Fabio Mazzeo

Personal information
- Date of birth: 24 July 1983 (age 42)
- Place of birth: Salerno, Italy
- Height: 1.77 m (5 ft 10 in)
- Position: Forward

Team information
- Current team: Potenza
- Number: 11

Youth career
- 2001–2002: Salernitana

Senior career*
- Years: Team / Apps / (Gls)
- 2002–2004: Salernitana / 8 / (0)
- 2004–2006: Nocerina / 62 / (20)
- 2006–2010: Perugia / 93 / (31)
- 2009–2010: → Frosinone (loan) / 29 / (5)
- 2010–2011: Cosenza / 19 / (3)
- 2011: Atletico Roma / 15 / (7)
- 2011–2012: Barletta / 31 / (14)
- 2012–2013: Nocerina / 28 / (10)
- 2013–2014: Perugia / 31 / (13)
- 2014–2016: Benevento / 66 / (14)
- 2016–2019: Foggia / 97 / (45)
- 2019–2021: Livorno / 27 / (2)
- 2021–: Potenza / 0 / (0)

= Fabio Mazzeo =

Italian footballer (born 1983)

Fabio Mazzeo (born 24 July 1983) is an Italian footballer who plays as a forward for Potenza.

==Career==
Mazzeo started his career at Salernitana. He then played for Serie C2 club Nocerina and Perugia of Serie C1.
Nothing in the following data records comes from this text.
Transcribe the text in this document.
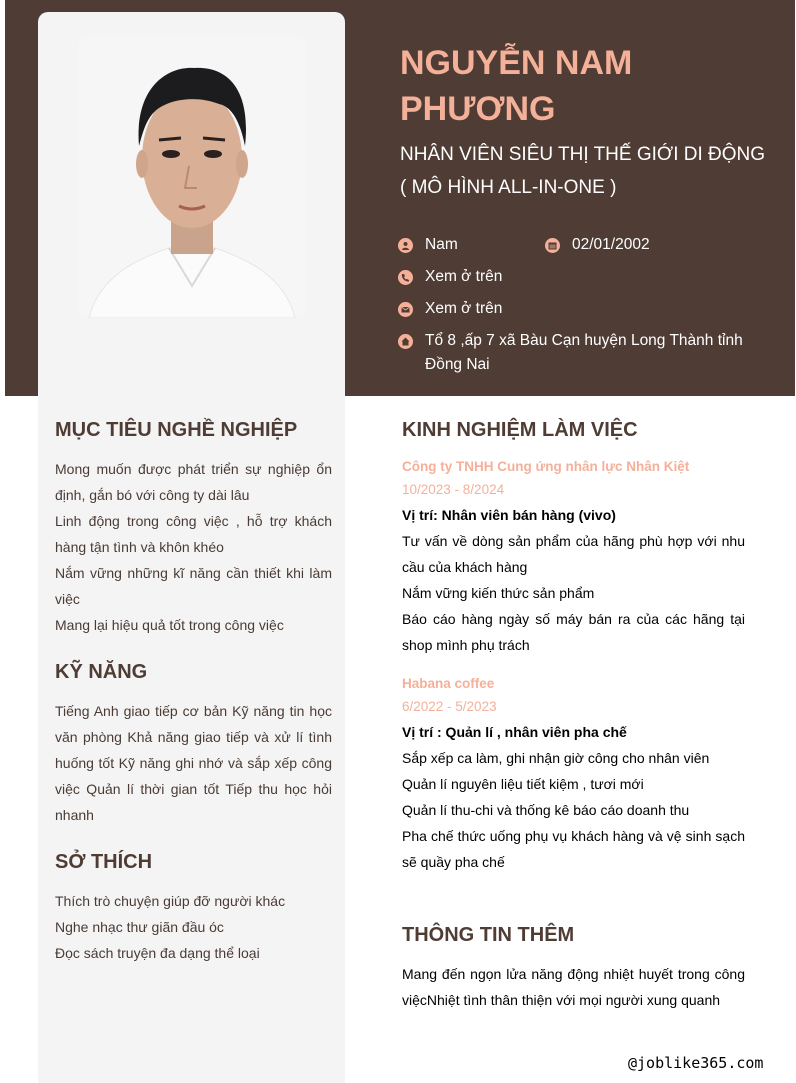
NGUYỄN NAM PHƯƠNG
NHÂN VIÊN SIÊU THỊ THẾ GIỚI DI ĐỘNG
( MÔ HÌNH ALL-IN-ONE )
Nam	02/01/2002
Xem ở trên
Xem ở trên
Tổ 8 ,ấp 7 xã Bàu Cạn huyện Long Thành tỉnh Đồng Nai
MỤC TIÊU NGHỀ NGHIỆP

Mong muốn được phát triển sự nghiệp ổn định, gắn bó với công ty dài lâu

Linh động trong công việc , hỗ trợ khách hàng tận tình và khôn khéo

Nắm vững những kĩ năng cần thiết khi làm việc

Mang lại hiệu quả tốt trong công việc

KỸ NĂNG

Tiếng Anh giao tiếp cơ bản Kỹ năng tin học văn phòng Khả năng giao tiếp và xử lí tình huống tốt Kỹ năng ghi nhớ và sắp xếp công việc Quản lí thời gian tốt Tiếp thu học hỏi nhanh

SỞ THÍCH

Thích trò chuyện giúp đỡ người khác

Nghe nhạc thư giãn đầu óc

Đọc sách truyện đa dạng thể loại

KINH NGHIỆM LÀM VIỆC

Công ty TNHH Cung ứng nhân lực Nhân Kiệt

10/2023 - 8/2024

Vị trí: Nhân viên bán hàng (vivo)

Tư vấn về dòng sản phẩm của hãng phù hợp với nhu cầu của khách hàng

Nắm vững kiến thức sản phẩm

Báo cáo hàng ngày số máy bán ra của các hãng tại shop mình phụ trách

Habana coffee

6/2022 - 5/2023

Vị trí : Quản lí , nhân viên pha chế

Sắp xếp ca làm, ghi nhận giờ công cho nhân viên

Quản lí nguyên liệu tiết kiệm , tươi mới

Quản lí thu-chi và thống kê báo cáo doanh thu

Pha chế thức uống phụ vụ khách hàng và vệ sinh sạch sẽ quầy pha chế

THÔNG TIN THÊM

Mang đến ngọn lửa năng động nhiệt huyết trong công việcNhiệt tình thân thiện với mọi người xung quanh

@joblike365.com
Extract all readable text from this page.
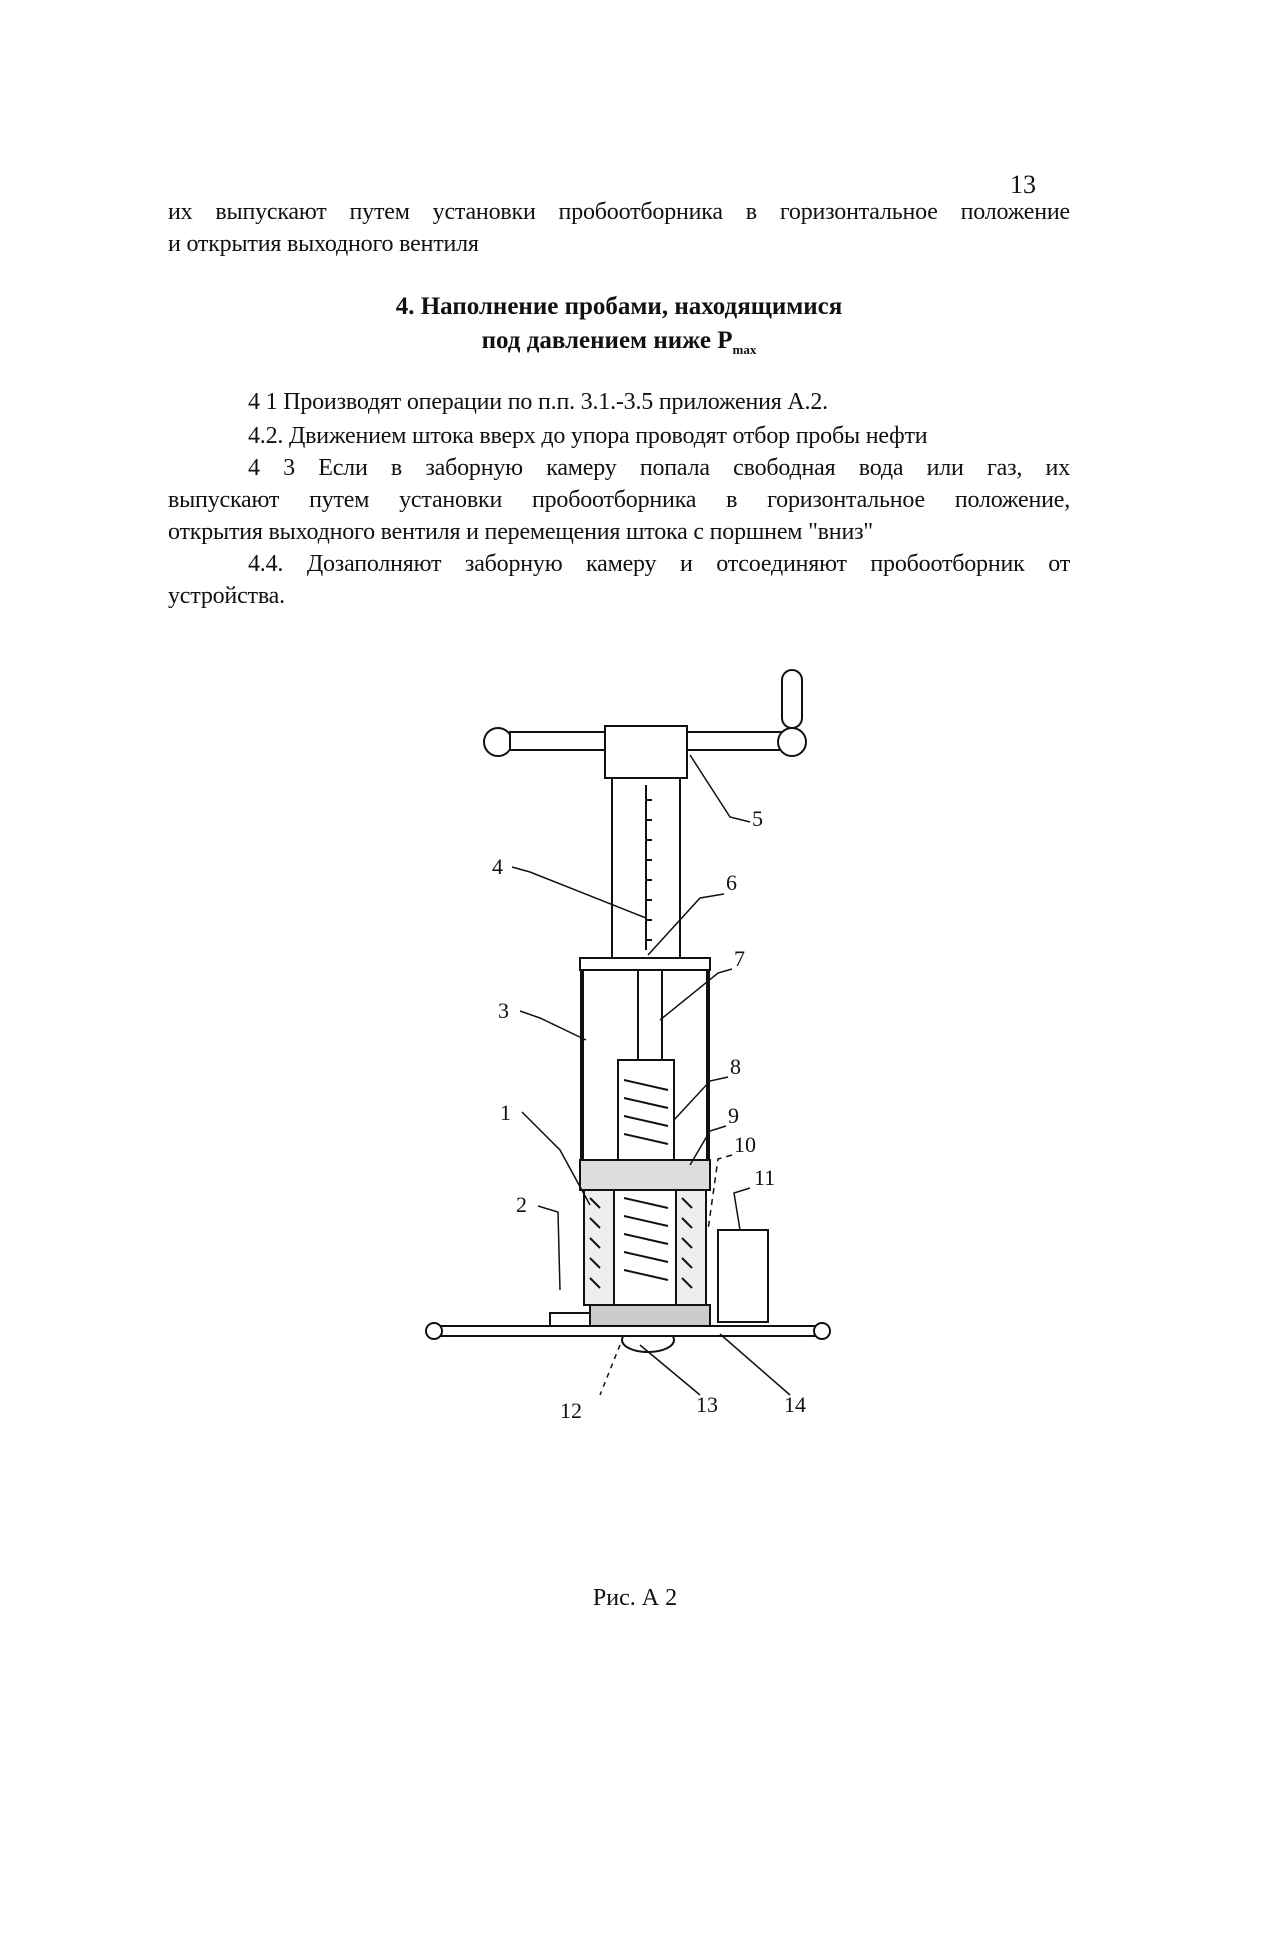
13
их выпускают путем установки пробоотборника в горизонтальное положение
и открытия выходного вентиля
4. Наполнение пробами, находящимися
под давлением ниже $P_{max}$
4 1 Производят операции по п.п. 3.1.-3.5 приложения А.2.
4.2. Движением штока вверх до упора проводят отбор пробы нефти
4 3 Если в заборную камеру попала свободная вода или газ, их
выпускают путем установки пробоотборника в горизонтальное положение,
открытия выходного вентиля и перемещения штока с поршнем "вниз"
4.4. Дозаполняют заборную камеру и отсоединяют пробоотборник от
устройства.
1
2
3
4
5
6
7
8
9
10
11
12	13	14
Рис. А 2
In August 2009, Mazzeo left for Frosinone in Serie B on loan with Marco Martini and Massimo Perra moved to opposite direction.

After the bankruptcy of Perugia Calcio, he was signed by Cosenza. In January 2011 he was signed by Atletico Roma. Both clubs bankrupted at the end of season.

On 11 July 2011 he was signed by Barletta.

On 20 July 2012 he was signed by Nocerina.

On 12 August 2013, the forward comes back to Perugia, having signed a two-year contract with the Grifoni.

On 17 July 2019, he signed with Livorno for a reported £2,000 week contract.

On 1 February 2021, his contract with Livorno was terminated by mutual consent, and he signed with Potenza as a free agent.